We have all seen the studies — some American workers spend upwards of six hours a day handling email. It’s not a great use of time, it destroys productivity and it ultimately costs businesses money. A new paper written by a team Salesforce MetaMind researchers could eventually provide summaries of professional communication. More effective text summarization tools would unlock serious value for Salesforce users — if the research community can finish working out the kinks.
Using machine learning to produce text summaries is not easy, particularly when you’re dealing with very long blocks of texts. Methods that simply draw on the language of the source text to produce summaries are not very flexible and methods that generate completely new language often generate incoherent sentences.
Salesforce attempts to improve the accuracy of doing the later, generating summaries with fresh language.
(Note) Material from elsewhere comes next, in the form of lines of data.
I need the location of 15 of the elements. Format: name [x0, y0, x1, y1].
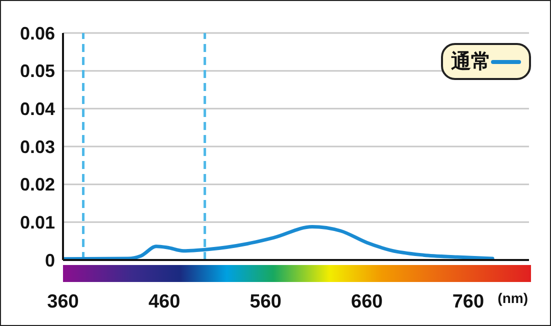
line-series	[63, 224, 494, 260]
x-tick-label: 560	[250, 291, 282, 312]
y-tick-label: 0.03	[20, 136, 55, 157]
y-tick-label: 0	[44, 250, 55, 270]
y-tick-label: 0.01	[20, 212, 55, 233]
x-tick-label: 460	[148, 291, 180, 312]
y-tick-label: 0.06	[20, 23, 55, 44]
y-tick-label: 0.04	[20, 99, 55, 120]
x-tick-label: 360	[47, 291, 79, 312]
y-tick-label: 0.05	[20, 61, 55, 82]
x-tick-label: 660	[351, 291, 383, 312]
legend-label: 通常	[451, 50, 492, 75]
x-tick-label: 760	[452, 291, 484, 312]
x-axis-title: (nm)	[498, 290, 528, 306]
y-tick-label: 0.02	[20, 174, 55, 195]
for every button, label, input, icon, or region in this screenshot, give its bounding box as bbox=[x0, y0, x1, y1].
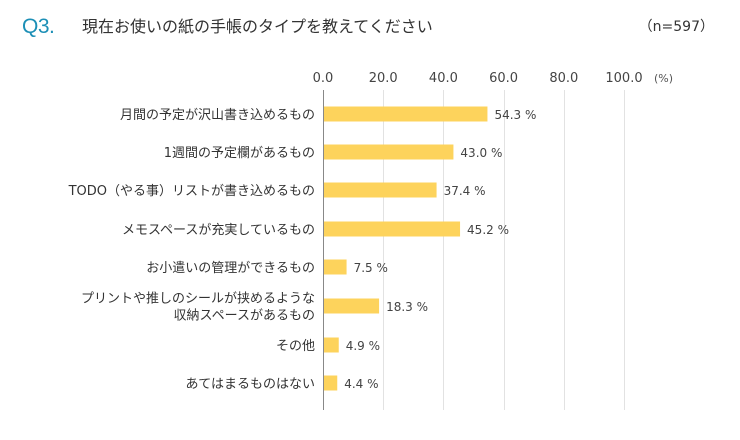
x-unit-label: (%) bbox=[654, 72, 673, 85]
category-label: あてはまるものはない bbox=[186, 377, 315, 392]
bar bbox=[324, 337, 339, 353]
x-tick-label: 0.0 bbox=[313, 71, 334, 86]
data-label: 37.4 % bbox=[444, 184, 486, 198]
category-label: 1週間の予定欄があるもの bbox=[164, 145, 315, 161]
data-label: 4.9 % bbox=[346, 339, 380, 353]
x-tick-label: 60.0 bbox=[489, 71, 518, 86]
bar bbox=[324, 144, 454, 160]
category-label: メモスペースが充実しているもの bbox=[122, 222, 315, 238]
chart-title: 現在お使いの紙の手帳のタイプを教えてください bbox=[82, 17, 433, 36]
data-label: 54.3 % bbox=[494, 108, 536, 122]
chart-header: Q3. 現在お使いの紙の手帳のタイプを教えてください （n=597） bbox=[22, 12, 722, 42]
data-label: 4.4 % bbox=[344, 377, 378, 391]
data-label: 45.2 % bbox=[467, 223, 509, 237]
category-label: 収納スペースがあるもの bbox=[174, 309, 315, 324]
data-label: 18.3 % bbox=[386, 300, 428, 314]
bar bbox=[324, 106, 488, 122]
sample-size: （n=597） bbox=[638, 19, 714, 35]
x-tick-label: 40.0 bbox=[429, 71, 458, 86]
question-number: Q3. bbox=[22, 15, 55, 38]
bar bbox=[324, 182, 437, 198]
category-label: TODO（やる事）リストが書き込めるもの bbox=[68, 184, 315, 199]
bar bbox=[324, 221, 461, 237]
x-tick-label: 100.0 bbox=[605, 71, 642, 86]
x-tick-label: 80.0 bbox=[549, 71, 578, 86]
data-label: 43.0 % bbox=[460, 146, 502, 160]
category-label: お小遣いの管理ができるもの bbox=[146, 261, 315, 276]
x-tick-label: 20.0 bbox=[369, 71, 398, 86]
category-label: 月間の予定が沢山書き込めるもの bbox=[120, 108, 315, 123]
category-label: プリントや推しのシールが挟めるような bbox=[81, 292, 315, 307]
bar bbox=[324, 259, 347, 275]
bar bbox=[324, 375, 338, 391]
data-label: 7.5 % bbox=[354, 261, 388, 275]
category-label: その他 bbox=[276, 339, 315, 354]
bar bbox=[324, 298, 380, 314]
The team’s modifications to standard practice include the addition of reinforcement learning and methods for reducing repetitive language and increasing the amount of context available to maximize accuracy.
With reinforcement learning, an optimal behavior is established — in this case maximizing accuracy as measured by a formalized test. The model is then asked to return successive summaries and each time the model receives an accuracy score, it adapts in an effort to receive a higher score the next time.
A simple way to think about this is to imagine a situation where you had the opportunity to take a practice exam in college with unlimited retakes. Each time you take the practice exam you modify your study strategy with the hope that you will maximize your outcome on the real exam. A human probably would only need a few attempts to get it right, but a machine needs considerably more for trial and error.
Reinforcement learning is gradually becoming more common for tasks requiring language generation. Beyond reinforcement, the modified model also uses contextual information from the source document to aid in the generation of relevant new language and to reduce duplicated phrasing.
The tests compare snippets of generated summaries with snippets from accepted summaries. Variations of the test just attempt to match snippets of different lengths. Salesforce outperformed previous attempts with two to three point gains. This might not seem like much, but in the world of machine learning that’s fairly significant.
As with all research, it’s not quite ready for prime time yet. But the work is indicative of a few things. In case it wasn’t already obvious, Salesforce is serious about applying machine intelligence to the CRM. And one of the company’s early priorities is text summarization to support sales.